Mısır'da Mursi'ye karşı gerçekleştirilen darbeye ilişkin
MHP lideri Bahçeli yazılı açıklama yaptı. Bahçeli Mısır'ın bu
duruma gelmesinde herkesin sorumlu olduğunu kaydederek, AK Parti'ye
Mısır'ın içişlerine karışmama ve darbeyi iyi okuma uyarısında
bulundu.
MHP Genel Başkanı Devlet Bahçeli, Mısır'daki askeri darbeye ilişkin
yaptığı yazı açıklamada, "Tahrir Meydanı’ndan yükselen zorlama ve
dış kaynaklı demokrasi ve özgürlük talepleri taşları yerinden
oynatmış, ezberleri bozmuş ve şimdilerde daha iyi görülen
dayanaksız bir iyimserlik havasına neden olmuştur"
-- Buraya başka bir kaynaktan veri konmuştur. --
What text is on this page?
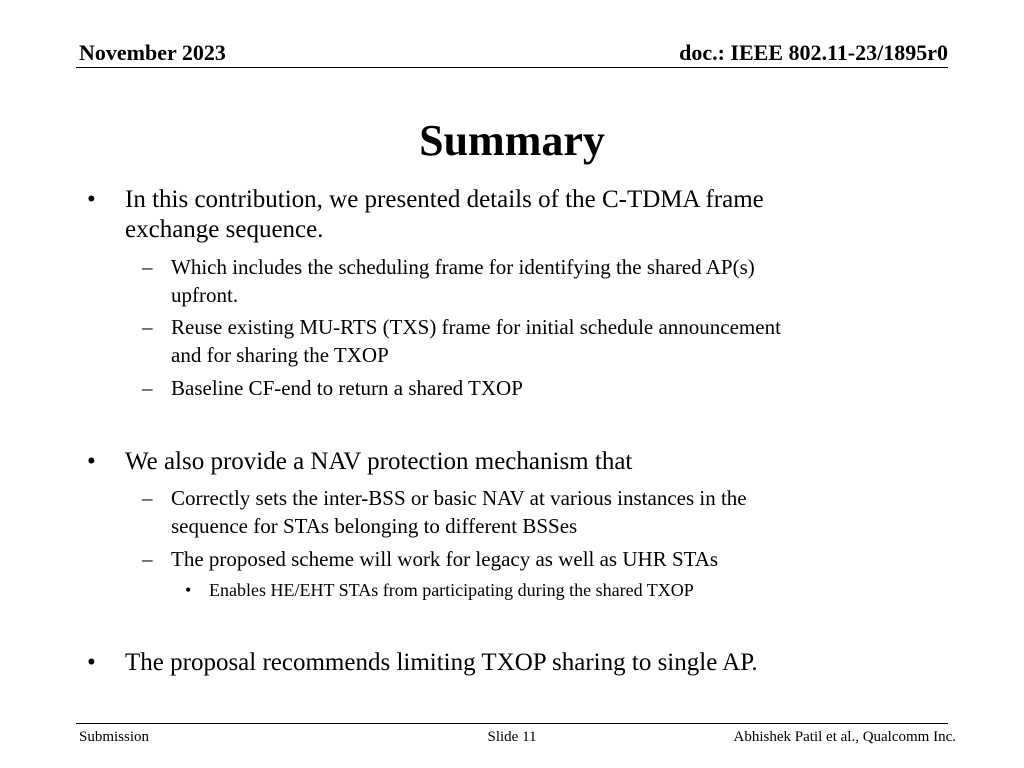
November 2023	doc.: IEEE 802.11-23/1895r0
Summary
• In this contribution, we presented details of the C-TDMA frame
exchange sequence.
– Which includes the scheduling frame for identifying the shared AP(s)
upfront.
– Reuse existing MU-RTS (TXS) frame for initial schedule announcement
and for sharing the TXOP
– Baseline CF-end to return a shared TXOP
• We also provide a NAV protection mechanism that
– Correctly sets the inter-BSS or basic NAV at various instances in the
sequence for STAs belonging to different BSSes
– The proposed scheme will work for legacy as well as UHR STAs
• Enables HE/EHT STAs from participating during the shared TXOP
• The proposal recommends limiting TXOP sharing to single AP.
Submission	Slide 11	Abhishek Patil et al., Qualcomm Inc.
"Hüsnü Mübarek'i protesto için Tahrir'e dökülenler, bu defa da
göreve gelişi bir yılı bile dolmadan Mursi’ye karşı toplanmışlar ve
geniş ölçekli itirazlarını seslendirmişlerdir. Sonunda 3 Temmuz
itibariyle Mısır ordusu yönetime el koymuş, Mursi’yi ve İhvan
hareketini iktidardan uzaklaştırmıştır. Mısır'ın bu noktaya
gelmesinde iktidarıyla muhalefetiyle herkesin payı ve katkısı
vardır. Her ne kadar Mursi hali hazırda mağdur rolünde ise de,
kendisine verilen imkanları adaletli ve kapsayıcı kullanamadığından
dolayı kusurludur.Mısır’ın yapması gereken demokrasi vicdanının,
demokratik kuralların kararlılıkla arkasında durmasıdır" dedi.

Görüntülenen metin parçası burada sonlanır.